Here’s what we know about the Yellow Jackets midway through the season:
Quarterback Tevin Washington has proven to be the right choice to run the triple-option, but he still has learning to do. He called his own number 32 times last week and doesn’t have the body build that’s likely to withstand such a weekly pounding.
Washington, who has gained 309 yards and scored six times this season, said he missed too many reads against Maryland. Regardless, he isn’t likely to survive the season if he takes as much responsibility.
Washington has shown he can pass the ball with effectiveness. He has thrown for 1,052 yards and 10 touchdowns. He still launches the occasional long throw or fires one into the dirt, but, for the most part, he gives the team a quality passing game.
Stephen Hill (17 catches, four touchdowns) gives the team a game-breaking receiver.
A-back Orwin Smith has the size and speed to be a star. He has rushed for 464 yards and eight touchdowns. Things happen when Smith touches the ball -- he created a 12-yard touchdown run Saturday that was highlight reel material. But he ran it only four times against Maryland, and that’s not enough.
The defense continues to show improvement in coordinator Al Groh’s second season. The ability to stop Maryland from threatening to win the game in the waning moments Saturday might have been a big step in the growth process.
Julian Burnett continues to establish himself as a star at inside linebacker. The Westside product had nine tackles last week and leads the team with 58 tackles. ”Julian is a good player,” Johnson said. “You know how I feel about him.”

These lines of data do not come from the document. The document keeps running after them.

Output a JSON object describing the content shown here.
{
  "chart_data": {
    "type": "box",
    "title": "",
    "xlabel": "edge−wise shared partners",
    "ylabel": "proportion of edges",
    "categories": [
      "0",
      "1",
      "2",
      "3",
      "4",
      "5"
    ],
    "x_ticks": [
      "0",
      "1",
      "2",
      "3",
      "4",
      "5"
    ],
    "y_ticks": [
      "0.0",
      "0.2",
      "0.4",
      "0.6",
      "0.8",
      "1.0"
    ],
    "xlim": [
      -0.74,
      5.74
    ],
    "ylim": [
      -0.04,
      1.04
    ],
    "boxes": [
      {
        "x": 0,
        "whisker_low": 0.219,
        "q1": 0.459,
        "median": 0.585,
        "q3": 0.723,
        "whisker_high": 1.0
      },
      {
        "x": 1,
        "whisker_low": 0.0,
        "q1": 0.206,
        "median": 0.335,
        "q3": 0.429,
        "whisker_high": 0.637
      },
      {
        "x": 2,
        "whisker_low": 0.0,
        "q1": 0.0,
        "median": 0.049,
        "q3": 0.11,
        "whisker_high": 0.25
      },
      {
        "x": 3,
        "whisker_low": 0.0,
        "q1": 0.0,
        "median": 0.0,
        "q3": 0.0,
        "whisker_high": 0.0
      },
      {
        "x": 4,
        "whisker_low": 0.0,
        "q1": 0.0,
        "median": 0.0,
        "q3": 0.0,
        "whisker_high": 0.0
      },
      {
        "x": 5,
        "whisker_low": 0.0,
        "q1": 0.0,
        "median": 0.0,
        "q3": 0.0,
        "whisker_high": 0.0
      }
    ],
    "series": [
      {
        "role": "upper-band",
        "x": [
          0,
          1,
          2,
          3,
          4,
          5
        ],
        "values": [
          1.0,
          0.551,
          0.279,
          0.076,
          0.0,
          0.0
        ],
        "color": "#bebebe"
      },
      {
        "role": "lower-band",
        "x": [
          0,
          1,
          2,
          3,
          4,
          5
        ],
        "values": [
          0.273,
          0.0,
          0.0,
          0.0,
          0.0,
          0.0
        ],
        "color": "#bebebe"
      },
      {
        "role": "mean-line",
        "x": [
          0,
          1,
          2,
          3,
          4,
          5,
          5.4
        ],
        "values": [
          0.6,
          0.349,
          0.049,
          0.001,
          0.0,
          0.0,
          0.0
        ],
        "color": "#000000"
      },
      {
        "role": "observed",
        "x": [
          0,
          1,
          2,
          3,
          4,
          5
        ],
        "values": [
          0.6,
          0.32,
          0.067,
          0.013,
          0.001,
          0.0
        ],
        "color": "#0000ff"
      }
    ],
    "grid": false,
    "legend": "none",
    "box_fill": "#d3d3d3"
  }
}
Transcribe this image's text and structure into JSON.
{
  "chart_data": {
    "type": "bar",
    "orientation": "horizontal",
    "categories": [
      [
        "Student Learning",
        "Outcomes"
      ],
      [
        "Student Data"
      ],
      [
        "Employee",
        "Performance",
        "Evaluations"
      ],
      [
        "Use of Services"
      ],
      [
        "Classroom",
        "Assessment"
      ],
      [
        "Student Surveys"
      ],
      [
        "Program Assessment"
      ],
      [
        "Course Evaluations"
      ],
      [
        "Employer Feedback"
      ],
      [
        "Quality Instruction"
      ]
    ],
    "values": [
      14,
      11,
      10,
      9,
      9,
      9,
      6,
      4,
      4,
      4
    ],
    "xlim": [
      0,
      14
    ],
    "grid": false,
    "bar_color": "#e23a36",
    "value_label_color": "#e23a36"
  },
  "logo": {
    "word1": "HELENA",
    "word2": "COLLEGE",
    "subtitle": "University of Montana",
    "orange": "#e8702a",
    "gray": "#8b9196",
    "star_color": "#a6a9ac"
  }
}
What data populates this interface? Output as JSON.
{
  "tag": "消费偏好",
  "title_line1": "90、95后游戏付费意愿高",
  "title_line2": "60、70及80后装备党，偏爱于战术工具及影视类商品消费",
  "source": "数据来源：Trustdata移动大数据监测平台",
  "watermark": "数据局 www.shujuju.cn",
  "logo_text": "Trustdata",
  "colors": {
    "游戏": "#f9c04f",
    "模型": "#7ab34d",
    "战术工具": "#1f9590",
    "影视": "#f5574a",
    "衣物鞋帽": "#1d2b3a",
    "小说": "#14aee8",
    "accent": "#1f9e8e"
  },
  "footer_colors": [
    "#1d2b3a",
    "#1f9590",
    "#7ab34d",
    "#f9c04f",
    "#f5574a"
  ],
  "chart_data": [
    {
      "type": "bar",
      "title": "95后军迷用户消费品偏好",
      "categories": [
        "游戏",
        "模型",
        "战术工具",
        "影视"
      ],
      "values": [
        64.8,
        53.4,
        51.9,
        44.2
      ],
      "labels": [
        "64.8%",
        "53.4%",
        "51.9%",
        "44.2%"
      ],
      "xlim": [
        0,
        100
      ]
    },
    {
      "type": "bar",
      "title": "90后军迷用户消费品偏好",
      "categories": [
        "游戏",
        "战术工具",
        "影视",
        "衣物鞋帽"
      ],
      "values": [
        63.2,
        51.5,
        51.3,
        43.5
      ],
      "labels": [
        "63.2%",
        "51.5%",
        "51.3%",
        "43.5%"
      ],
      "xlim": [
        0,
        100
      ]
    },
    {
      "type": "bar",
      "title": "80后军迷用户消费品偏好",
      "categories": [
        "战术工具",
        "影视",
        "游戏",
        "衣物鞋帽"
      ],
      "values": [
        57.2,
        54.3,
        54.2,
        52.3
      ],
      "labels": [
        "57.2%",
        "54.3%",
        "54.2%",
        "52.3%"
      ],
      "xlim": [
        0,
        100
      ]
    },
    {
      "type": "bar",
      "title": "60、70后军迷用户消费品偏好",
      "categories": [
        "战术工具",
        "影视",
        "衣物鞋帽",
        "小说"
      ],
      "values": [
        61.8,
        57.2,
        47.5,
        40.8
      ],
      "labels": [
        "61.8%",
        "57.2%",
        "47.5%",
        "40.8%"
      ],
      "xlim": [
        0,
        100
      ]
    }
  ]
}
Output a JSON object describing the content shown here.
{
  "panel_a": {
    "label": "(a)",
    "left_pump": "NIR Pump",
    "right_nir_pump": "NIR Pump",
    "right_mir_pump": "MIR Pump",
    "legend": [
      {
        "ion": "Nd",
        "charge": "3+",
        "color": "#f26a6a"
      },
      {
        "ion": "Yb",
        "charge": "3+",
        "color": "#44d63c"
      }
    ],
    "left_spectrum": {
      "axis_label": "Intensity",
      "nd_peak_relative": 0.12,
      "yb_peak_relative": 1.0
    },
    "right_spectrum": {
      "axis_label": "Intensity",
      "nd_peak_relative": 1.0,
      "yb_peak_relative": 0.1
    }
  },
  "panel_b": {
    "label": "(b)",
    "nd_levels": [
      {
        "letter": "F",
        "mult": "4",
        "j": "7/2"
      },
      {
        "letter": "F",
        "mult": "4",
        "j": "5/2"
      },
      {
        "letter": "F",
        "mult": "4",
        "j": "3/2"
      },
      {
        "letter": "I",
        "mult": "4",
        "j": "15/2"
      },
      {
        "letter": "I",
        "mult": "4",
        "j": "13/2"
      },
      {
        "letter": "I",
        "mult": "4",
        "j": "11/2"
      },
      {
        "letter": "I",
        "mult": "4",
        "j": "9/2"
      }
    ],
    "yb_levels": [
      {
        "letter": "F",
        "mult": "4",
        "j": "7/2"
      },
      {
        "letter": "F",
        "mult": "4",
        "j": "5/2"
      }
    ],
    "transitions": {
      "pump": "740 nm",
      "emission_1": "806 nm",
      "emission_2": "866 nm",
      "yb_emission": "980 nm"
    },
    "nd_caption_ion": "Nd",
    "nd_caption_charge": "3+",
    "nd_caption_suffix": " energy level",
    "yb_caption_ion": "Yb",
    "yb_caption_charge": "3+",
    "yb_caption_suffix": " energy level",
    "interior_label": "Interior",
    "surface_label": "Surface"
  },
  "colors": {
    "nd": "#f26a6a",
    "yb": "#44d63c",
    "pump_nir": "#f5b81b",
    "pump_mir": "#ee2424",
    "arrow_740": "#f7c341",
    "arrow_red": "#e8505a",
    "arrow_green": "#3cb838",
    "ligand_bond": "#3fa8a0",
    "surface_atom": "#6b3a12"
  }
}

The secondary, which began the season as the greenest part of the defense, has matured and continues to get good production out of Rod Sweeting, Louis Young and Isaiah Johnson. There have already been seven interceptions, one fewer than all last season.
This area continues to be a concern because of inconsistencies in the kicking and punting games. David Scully averaged 60.8 yards on kickoffs, including one touchback that sailed through the end zone. Sean Poole (37.7 yard average) had done all the punting until Chandler Anderson punted twice last week. Justin Moore missed a 34-yard field goal and has little range outside 40 yards; he has made 4-of-7 field goals.
The return game showed a spark against Maryland, with Tony Zenon returning a kick 79 yards and Zach Laskey, getting a rare chance to return a punt, broke one for 26 yards.
After this week’s game at Virginia, the Yellow Jackets will start pulling against the tougher portion of their schedule. There are consecutive games against Miami, Clemson and Virginia Tech that will answer a lot of the lingering questions.
“I try to approach it like I tell the team,” Johnson said. “You just get ready to play this week. And historically I’ve found through the years coaching that if you do that you can look around in November and say, ‘Wow, we’ve got ourselves a great opportunity.’
“You start worrying about that stuff halfway through the year, and it won’t end well.”